Outpatient Treatment: What is it?

 

Outpatient treatment is when you go to a treatment facility for drug and alcohol addiction treatment, but you don’t stay at the center overnight. This does not mean that you are unable to take apart of the different aspects that the facility has to offer. It does mean, though, that you will have to provide your own lodging and place to stay in between treatment sessions.

 

In a perfect world, a person who wants to get clean and detox, go to rehab, and get treatment for substance dependence would be able to take a break from his/her life, stop work, stop taking care of his/her family, and focus on treatment.

 

But we don’t live in a perfect world.

 

Rehabilitation and treatment centers who offer outpatient treatment understand that you don’t live in the perfect world and that you may have responsibilities that you can’t just drop to commit to an 30 to 90 day inpatient treatment program.

 

Outpatient treatment is designed so that you can continue to take care of the responsibilities in your life and also get treatment.

 

There are various types of outpatient treatment, including 30-day, 60-day, and 90-day treatment plans. There are also intensive outpatient treatment plans. These plans have you scheduled for multiple counseling, therapy, and education sessions throughout the day.

 

Depending on the treatment center you go to, outpatient treatment can seem just as intense as inpatient treatment.

 

 

Outpatient Treatment: Who needs it?

 

There are two major benefits to outpatient treatment: cost and flexibility.

 

The cost of outpatient treatment is substantially cheaper than inpatient treatment. This is because inpatient treatment provides all medical and nutritional treatment, as well as accommodations, counseling sessions, etc. Depending on what outpatient program you go to, the costs may vary depending on what is available to outpatient patients.

 

Secondly, flexibility is another key factor to why people choose outpatient treatment. This flexibility is great if you have children or a job. However, with this flexibility comes less structure.
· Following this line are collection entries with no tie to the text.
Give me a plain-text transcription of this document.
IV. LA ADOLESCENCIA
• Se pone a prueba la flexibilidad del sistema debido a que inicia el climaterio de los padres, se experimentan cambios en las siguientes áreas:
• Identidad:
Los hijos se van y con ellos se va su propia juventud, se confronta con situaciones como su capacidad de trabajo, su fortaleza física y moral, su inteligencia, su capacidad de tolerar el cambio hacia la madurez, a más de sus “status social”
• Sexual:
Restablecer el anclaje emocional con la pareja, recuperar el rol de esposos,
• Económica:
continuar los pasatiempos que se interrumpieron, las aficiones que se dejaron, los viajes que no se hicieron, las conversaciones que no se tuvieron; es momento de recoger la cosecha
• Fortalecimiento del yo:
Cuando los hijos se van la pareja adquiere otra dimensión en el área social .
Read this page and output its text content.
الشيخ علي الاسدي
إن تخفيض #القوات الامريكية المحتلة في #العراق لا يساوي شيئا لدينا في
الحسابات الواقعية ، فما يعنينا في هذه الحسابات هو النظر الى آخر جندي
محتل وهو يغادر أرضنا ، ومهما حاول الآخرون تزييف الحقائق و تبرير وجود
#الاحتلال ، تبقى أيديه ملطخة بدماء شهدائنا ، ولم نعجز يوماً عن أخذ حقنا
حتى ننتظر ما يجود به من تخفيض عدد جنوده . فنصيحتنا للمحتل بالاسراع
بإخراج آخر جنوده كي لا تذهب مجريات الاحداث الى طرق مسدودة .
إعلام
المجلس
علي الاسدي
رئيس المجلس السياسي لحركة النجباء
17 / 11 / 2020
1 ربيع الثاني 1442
Therefore, it puts more of the responsibility on the addict to come to sessions. This may be difficult, especially in the first 30 to 90 days of treatment.


 

What happens in outpatient drug and alcohol treatment?

 

As noted by the NIDA, depending on the intensity of the particular outpatient program, outpatient treatment may be little more than drug education.1 More intense outpatient treatments may provide medical and nutritional help, however, this is not the norm.

 

The level of involvement you receive from a treatment center is very different between centers. Your success rate is not determined by just one factor. Part of your success is your responsibility. However, other factors, such as the type of program you choose, the personal attention you will get, etc. may determine the strength of care you receive. Each patient is unique and responds to many different approaches to treatment. However, certain programs are statistically more successful than others.

References

1) “Drug Addiction Treatment in the United States.” The National Institute on Drug Abuse. Date downloaded: July 9, 2010.